- Secretary of Defence Jim Mattis used to question the US’s nuclear arsenal and had called for certain elements to be removed or reduced.
- But since joining the Trump administration, Mattis has seemingly reversed his position, and he now supports building more.
- Mattis’ U-turn suggests he has gained information that nuclear weapons will become important as the Pentagon confronts China and Russia.
The retired US Marine Corps Gen. Jim Mattis used to doubt the need for the US’s massive stockpile of nuclear weapons, but he has changed his tune since joining President Donald Trump’s administration as secretary of defence.
When Trump’s team this month rolled out the Nuclear Posture Review, a report laying out US nuclear policy, Mattis, who vocally opposed expanding or even keeping all of the nuclear arsenal in the past, gave it his blessing.

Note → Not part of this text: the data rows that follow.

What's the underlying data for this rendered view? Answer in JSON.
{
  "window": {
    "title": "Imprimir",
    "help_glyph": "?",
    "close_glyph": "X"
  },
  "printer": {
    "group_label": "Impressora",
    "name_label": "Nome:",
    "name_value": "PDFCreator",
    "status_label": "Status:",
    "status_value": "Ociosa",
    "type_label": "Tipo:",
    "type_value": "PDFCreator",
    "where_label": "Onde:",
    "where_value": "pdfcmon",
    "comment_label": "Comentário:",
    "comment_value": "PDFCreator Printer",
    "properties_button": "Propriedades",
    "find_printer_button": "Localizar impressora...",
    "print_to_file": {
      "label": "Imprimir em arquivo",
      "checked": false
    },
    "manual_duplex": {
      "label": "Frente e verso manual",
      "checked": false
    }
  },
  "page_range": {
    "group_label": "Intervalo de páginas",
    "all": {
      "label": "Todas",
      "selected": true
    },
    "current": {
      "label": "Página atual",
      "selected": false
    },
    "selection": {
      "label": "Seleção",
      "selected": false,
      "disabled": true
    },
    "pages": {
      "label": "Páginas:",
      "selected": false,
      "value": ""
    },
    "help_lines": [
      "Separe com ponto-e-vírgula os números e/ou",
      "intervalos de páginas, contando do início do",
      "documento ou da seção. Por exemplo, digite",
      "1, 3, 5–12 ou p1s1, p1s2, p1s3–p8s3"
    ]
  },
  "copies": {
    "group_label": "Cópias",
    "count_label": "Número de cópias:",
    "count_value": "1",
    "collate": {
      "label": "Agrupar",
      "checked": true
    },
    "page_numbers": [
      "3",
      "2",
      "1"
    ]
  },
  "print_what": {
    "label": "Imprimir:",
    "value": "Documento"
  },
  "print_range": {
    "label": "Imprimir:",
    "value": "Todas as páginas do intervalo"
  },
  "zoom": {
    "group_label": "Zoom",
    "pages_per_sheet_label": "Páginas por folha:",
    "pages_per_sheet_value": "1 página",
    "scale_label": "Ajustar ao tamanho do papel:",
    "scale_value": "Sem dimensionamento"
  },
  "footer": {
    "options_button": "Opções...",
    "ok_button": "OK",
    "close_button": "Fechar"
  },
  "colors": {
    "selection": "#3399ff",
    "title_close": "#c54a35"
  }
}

In 2015, Mattis questioned whether the US still needed ground-based intercontinental ballistic missiles, as he found the risk of accidental launches a bit troubling. When the Senate was confirming him as Trump’s secretary of defence, Mattis refused to offer his support for a program to update the US’s air-launched nuclear cruise missile.
But now Mattis has signed off on a new nuclear position that not only will modernise the ICBMs and cruise missiles but also calls for the creation of two new classes of nuclear weapons.
“We must look reality in the eye and see the world as it is, not as we wish it to be,” Mattis wrote in the review, perhaps an acknowledgment that as secretary of defence Mattis learned something about US national security that changed his mind.
The nuclear review, rolled out this year along with new national defence and national security strategies, points to a US more focused on combating major powers like Russia and China. Before joining the president, Mattis openly questioned the purpose of US nukes: Do they exist only to deter attacks? Or do they have an offensive value?
The nuclear posture now advocated by Mattis calls for an increase in an already massive arsenal and actually advocates building smaller nuclear weapons to make them more usable in “limited” nuclear conflicts.
In the years since 2015, when Mattis spoke of reviewing the US’s 400-some hair-triggered nuclear ICBMs, the world was a different place but starting to change. China was building islands in the South China Sea, and Russia had only just swept into Crimea.
Now the US has resolved to match Chinese and Russian military strength and change up the rules of engagement. The nuclear review advocates using nuclear force against nonnuclear attacks, like massive cyber campaigns targeting US infrastructure.
Additionally, the review indicates that the US believes Russia is building an underwater nuclear torpedo as a kind of doomsday device.
Mattis has always offered thoughtful answers and pledged to operate on the best information he had on the topic of nuclear weapons, but he has clearly done an about-face since joining the Trump administration.
The abrupt change in Mattis’ nuclear posture prompts the question: What new information did he receive upon joining the Trump team?